Sunday, May 15, 2011

One Year Ago...

one year ago i was diagnosed with cancer. i had a four year old and two 10 month old twins boys at home that were waiting for me to get back from the doctor's appointment. i thought to myself, if the cancer did not kill me, that i might die from my broken heart. a year later i have a five year old and two 21 month old twin boys. i've been there for every smile, every laugh, every tear, every milestone, for the really great times, and the really hard times. a year later i am cancer free, but perhaps more importantly my heart is healing. today we woke up and graycen isn't feeling well, and the boys keep crying and fighting. maybe this would normally be a hard day, but instead i am so pleased with this. i am so blessed by this. i am here. they've got their momma. this is the best that it gets, and i've got it. 

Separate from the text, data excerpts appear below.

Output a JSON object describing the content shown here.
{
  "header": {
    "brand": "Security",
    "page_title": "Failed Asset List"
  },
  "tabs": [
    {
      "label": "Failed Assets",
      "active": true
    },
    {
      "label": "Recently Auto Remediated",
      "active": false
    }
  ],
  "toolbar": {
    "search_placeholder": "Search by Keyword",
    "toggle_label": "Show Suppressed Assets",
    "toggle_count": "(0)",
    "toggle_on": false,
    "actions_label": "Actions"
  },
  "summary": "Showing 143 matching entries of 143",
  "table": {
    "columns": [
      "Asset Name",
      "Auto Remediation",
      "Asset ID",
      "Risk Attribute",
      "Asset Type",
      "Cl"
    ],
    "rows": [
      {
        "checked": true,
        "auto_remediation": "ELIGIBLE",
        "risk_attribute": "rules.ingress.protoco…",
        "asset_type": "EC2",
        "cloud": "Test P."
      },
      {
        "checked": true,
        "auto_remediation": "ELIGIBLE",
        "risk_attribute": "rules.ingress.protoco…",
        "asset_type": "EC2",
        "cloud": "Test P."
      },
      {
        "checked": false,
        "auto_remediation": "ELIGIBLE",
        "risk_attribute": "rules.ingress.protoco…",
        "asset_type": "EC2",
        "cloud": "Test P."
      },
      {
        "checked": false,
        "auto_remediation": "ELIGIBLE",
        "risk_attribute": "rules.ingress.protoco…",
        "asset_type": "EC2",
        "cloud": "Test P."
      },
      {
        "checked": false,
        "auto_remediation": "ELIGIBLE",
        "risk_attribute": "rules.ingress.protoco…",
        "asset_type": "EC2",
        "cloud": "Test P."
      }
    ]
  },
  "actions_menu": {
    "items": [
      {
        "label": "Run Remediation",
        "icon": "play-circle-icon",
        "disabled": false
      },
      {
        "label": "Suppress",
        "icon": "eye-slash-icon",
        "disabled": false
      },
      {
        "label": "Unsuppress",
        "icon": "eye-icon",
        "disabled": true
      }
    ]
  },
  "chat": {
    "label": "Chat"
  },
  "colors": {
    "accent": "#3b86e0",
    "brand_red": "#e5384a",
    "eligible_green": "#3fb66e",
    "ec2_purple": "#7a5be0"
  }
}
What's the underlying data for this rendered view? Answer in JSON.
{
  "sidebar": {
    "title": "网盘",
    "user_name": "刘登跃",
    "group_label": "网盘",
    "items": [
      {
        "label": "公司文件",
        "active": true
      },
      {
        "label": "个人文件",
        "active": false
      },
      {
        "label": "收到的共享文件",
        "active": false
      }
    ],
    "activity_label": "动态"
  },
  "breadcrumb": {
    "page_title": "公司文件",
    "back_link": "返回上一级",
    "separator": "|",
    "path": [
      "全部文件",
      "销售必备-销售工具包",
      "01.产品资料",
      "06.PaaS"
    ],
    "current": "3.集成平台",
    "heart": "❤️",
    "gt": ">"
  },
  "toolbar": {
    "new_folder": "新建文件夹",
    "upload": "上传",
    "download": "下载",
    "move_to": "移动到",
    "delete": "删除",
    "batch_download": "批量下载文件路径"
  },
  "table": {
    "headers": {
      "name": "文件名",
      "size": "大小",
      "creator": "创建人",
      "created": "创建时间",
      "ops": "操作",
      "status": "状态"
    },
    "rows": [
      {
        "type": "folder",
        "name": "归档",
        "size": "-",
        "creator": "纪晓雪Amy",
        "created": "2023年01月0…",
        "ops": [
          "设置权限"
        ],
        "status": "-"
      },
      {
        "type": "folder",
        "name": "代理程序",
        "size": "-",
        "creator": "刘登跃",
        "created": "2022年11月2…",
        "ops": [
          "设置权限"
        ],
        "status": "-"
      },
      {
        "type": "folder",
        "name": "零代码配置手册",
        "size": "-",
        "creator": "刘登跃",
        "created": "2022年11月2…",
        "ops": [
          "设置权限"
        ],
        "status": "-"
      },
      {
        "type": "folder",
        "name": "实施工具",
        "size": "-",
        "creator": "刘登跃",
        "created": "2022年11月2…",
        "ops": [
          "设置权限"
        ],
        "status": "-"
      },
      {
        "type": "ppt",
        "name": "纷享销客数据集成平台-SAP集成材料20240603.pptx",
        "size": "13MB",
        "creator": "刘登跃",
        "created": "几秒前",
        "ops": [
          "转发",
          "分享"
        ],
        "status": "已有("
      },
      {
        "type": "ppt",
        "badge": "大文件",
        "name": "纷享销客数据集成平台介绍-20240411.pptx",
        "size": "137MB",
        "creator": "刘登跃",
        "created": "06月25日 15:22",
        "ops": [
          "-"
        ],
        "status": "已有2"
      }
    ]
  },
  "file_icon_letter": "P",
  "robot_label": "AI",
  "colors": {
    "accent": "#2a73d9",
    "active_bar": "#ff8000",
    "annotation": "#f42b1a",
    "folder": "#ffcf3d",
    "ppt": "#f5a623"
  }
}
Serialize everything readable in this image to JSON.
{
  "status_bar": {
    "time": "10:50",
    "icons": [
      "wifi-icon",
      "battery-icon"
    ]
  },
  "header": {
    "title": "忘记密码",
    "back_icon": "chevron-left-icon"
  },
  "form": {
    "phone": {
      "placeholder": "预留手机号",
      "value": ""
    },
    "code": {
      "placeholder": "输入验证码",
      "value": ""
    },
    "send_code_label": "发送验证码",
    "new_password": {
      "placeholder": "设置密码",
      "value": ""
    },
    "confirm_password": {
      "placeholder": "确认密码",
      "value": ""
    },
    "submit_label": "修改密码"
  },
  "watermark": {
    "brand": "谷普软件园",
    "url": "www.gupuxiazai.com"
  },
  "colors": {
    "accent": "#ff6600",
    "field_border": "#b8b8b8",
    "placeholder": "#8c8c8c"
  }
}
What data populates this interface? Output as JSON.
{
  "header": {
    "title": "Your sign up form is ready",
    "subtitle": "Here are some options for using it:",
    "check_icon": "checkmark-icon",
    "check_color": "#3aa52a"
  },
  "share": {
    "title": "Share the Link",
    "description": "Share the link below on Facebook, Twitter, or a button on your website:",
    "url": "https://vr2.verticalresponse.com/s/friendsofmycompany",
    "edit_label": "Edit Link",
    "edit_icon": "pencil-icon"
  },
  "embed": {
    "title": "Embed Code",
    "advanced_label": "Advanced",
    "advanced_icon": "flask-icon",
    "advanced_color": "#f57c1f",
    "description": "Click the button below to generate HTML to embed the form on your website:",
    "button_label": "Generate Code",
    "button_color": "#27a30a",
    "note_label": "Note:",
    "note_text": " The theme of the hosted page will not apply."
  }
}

the day after my diagnosis i listened to this song over and over and over until my numbness ignited and turned to tears. i cried more the day after i was diagnosed than i ever have in my entire life. i wasn't sure if i was going to live through this. and i didn't know why this was happening to me. a year later i can see that God has used every single drop of this year to strengthen and mature me.  this year i figured out how to live. how i want my life defined when all my life is is a story to the next generation. i want to be known, not for what i posses, but for what i give away. i've learned that to "die is gain, and to live is Christ." i've freed up fear in my life, and discouragement, and doubt. not only am i alive. i've come alive.